I wanted to call Observer Radio one day when the host of Voice of The People said that a good friend of his, who was once a Black Power advocate, said that he had to put away all of that when he became the minister of tourism in a nearby island. The sad fact is that the man, as is the case with so many of us, failed to understand what Black Power should be about in the first place. I cannot earnestly welcome tourists and ask them to enjoy themselves in my land, if I am not at peace with who and what I am, what I want to be. Real Black Power means that I have moved on from some outer, dashiki insignia to an intrinsic moral high ground because of the new West Indian society we are building. This is indeed the new, second and misunderstood, mental and societal, post-slavery, “middle passage” that all West Indians of all hues must pass through.
And as we pass through that second “middle passage”, we will one day pass on. Death is always a difficult subject to write about. Like music, it is something we all understand at times and at other times, it overwhelms us to bawling tears. The commonality of music and death is probably echoed in the saying that music in the universal language, the voice of all humanity, the speech of angels. Indeed, William Wordsworth wrote that, “The music in my heart I bore long after it was heard no more”. Plato wrote that, “Music is a moral law….It gives a soul to the universe. It is the essence of order.” Derek Walcott wrote of Spoiler, the calypsonian, “Tell Desperadoes when you reach the hill, I decompose, but I composing still”.
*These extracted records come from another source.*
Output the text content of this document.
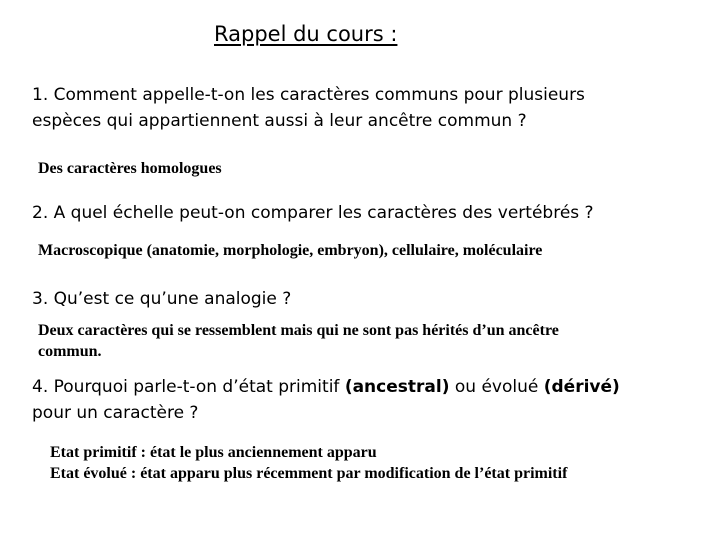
Rappel du cours :
1. Comment appelle-t-on les caractères communs pour plusieurs
espèces qui appartiennent aussi à leur ancêtre commun ?

Des caractères homologues

2. A quel échelle peut-on comparer les caractères des vertébrés ?

Macroscopique (anatomie, morphologie, embryon), cellulaire, moléculaire

3. Qu’est ce qu’une analogie ?
Deux caractères qui se ressemblent mais qui ne sont pas hérités d’un ancêtre
commun.
4. Pourquoi parle-t-on d’état primitif (ancestral) ou évolué (dérivé)
pour un caractère ?
Etat primitif : état le plus anciennement apparu
Etat évolué : état apparu plus récemment par modification de l’état primitif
The cycle of call and response and the very nature of creating music out of a simple set of fundamental notes and sounds must be related to our genesis from dust and our exodus, not just back to dust and ashes but to echoing memories of the sacrifices we made, the countless lives we touched and saved, adding to human kind and humanity. We get reminders, sometimes in the most unusual places and at the most inopportune times, of the fun and laughter and sadness, the verbal quarrels and fights and sweet peacemaking that we contributed to this earthy world in our third and most significant “middle passage”.

The everlasting music of death tells me that just as the musician must be paid and must eat first at the feast before all others, so too must the gardener of the cemetery be honoured and respected. You can talk about going to heaven or to hell until you and the cows get there; the simple, earthly fact is that the cemetery is a living place. The biology of its plants and trees, its flora and fauna, contribute to life around us, even when we are literally turned over in our graves after years of interment. For those who forget that business starts with us and think that it is tourism that is everybody’s business, a well-kept cemetery is good business.
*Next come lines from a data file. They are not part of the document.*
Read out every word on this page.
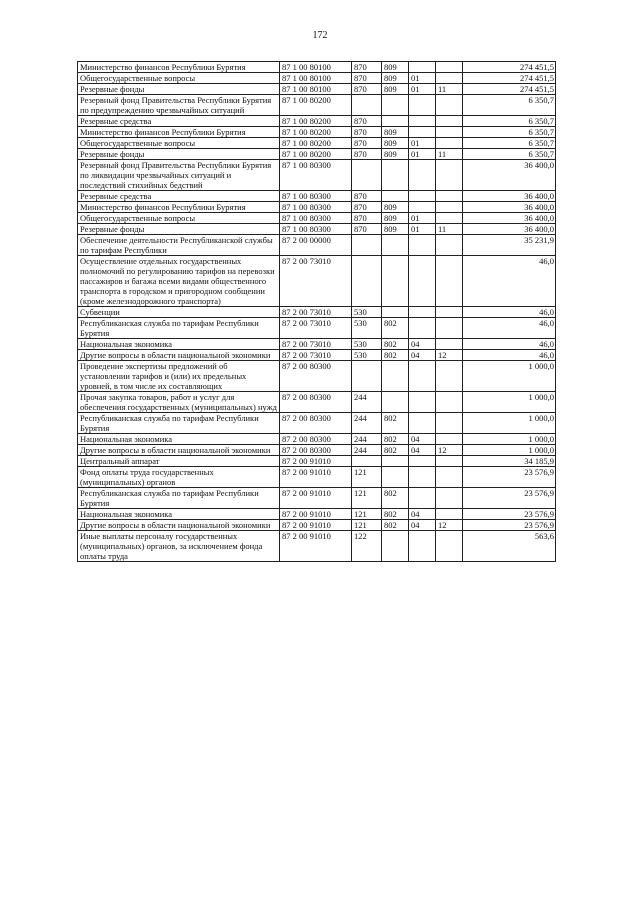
172
Министерство финансов Республики Бурятия	87 1 00 80100	870	809			274 451,5
Общегосударственные вопросы	87 1 00 80100	870	809	01		274 451,5
Резервные фонды	87 1 00 80100	870	809	01	11	274 451,5
Резервный фонд Правительства Республики Бурятия по предупреждению чрезвычайных ситуаций	87 1 00 80200					6 350,7
Резервные средства	87 1 00 80200	870				6 350,7
Министерство финансов Республики Бурятия	87 1 00 80200	870	809			6 350,7
Общегосударственные вопросы	87 1 00 80200	870	809	01		6 350,7
Резервные фонды	87 1 00 80200	870	809	01	11	6 350,7
Резервный фонд Правительства Республики Бурятия по ликвидации чрезвычайных ситуаций и последствий стихийных бедствий	87 1 00 80300					36 400,0
Резервные средства	87 1 00 80300	870				36 400,0
Министерство финансов Республики Бурятия	87 1 00 80300	870	809			36 400,0
Общегосударственные вопросы	87 1 00 80300	870	809	01		36 400,0
Резервные фонды	87 1 00 80300	870	809	01	11	36 400,0
Обеспечение деятельности Республиканской службы по тарифам Республики	87 2 00 00000					35 231,9
Осуществление отдельных государственных полномочий по регулированию тарифов на перевозки пассажиров и багажа всеми видами общественного транспорта в городском и пригородном сообщении (кроме железнодорожного транспорта)	87 2 00 73010					46,0
Субвенции	87 2 00 73010	530				46,0
Республиканская служба по тарифам Республики Бурятия	87 2 00 73010	530	802			46,0
Национальная экономика	87 2 00 73010	530	802	04		46,0
Другие вопросы в области национальной экономики	87 2 00 73010	530	802	04	12	46,0
Проведение экспертизы предложений об установлении тарифов и (или) их предельных уровней, в том числе их составляющих	87 2 00 80300					1 000,0
Прочая закупка товаров, работ и услуг для обеспечения государственных (муниципальных) нужд	87 2 00 80300	244				1 000,0
Республиканская служба по тарифам Республики Бурятия	87 2 00 80300	244	802			1 000,0
Национальная экономика	87 2 00 80300	244	802	04		1 000,0
Другие вопросы в области национальной экономики	87 2 00 80300	244	802	04	12	1 000,0
Центральный аппарат	87 2 00 91010					34 185,9
Фонд оплаты труда государственных (муниципальных) органов	87 2 00 91010	121				23 576,9
Республиканская служба по тарифам Республики Бурятия	87 2 00 91010	121	802			23 576,9
Национальная экономика	87 2 00 91010	121	802	04		23 576,9
Другие вопросы в области национальной экономики	87 2 00 91010	121	802	04	12	23 576,9
Иные выплаты персоналу государственных (муниципальных) органов, за исключением фонда оплаты труда	87 2 00 91010	122				563,6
Again, we West Indians, plantation people, should have the deepest respect for how we deal with our dead. It is the true test and testimony of the community of the moral high ground we have attained. If we cannot respect the resting place of our dead, whom we used to see and know, how can we talk of God and heaven?

Maybe funerals should be bedecked with tens of shovels so that all of us can get our hands a little earthy. We should banish the backhoe and see who really wants to go to the funeral. We may then be able to look after the gardener of the cemetery. Because those who have passed on have affected our lives; because grieving families, friends and loved ones must know and feel that our innumerable, positive thoughts, our overflowing, cushioning tears and our celebrations of the inter-relatedness of all lives and all deaths, surround them in their moments of grief, we are all gardeners.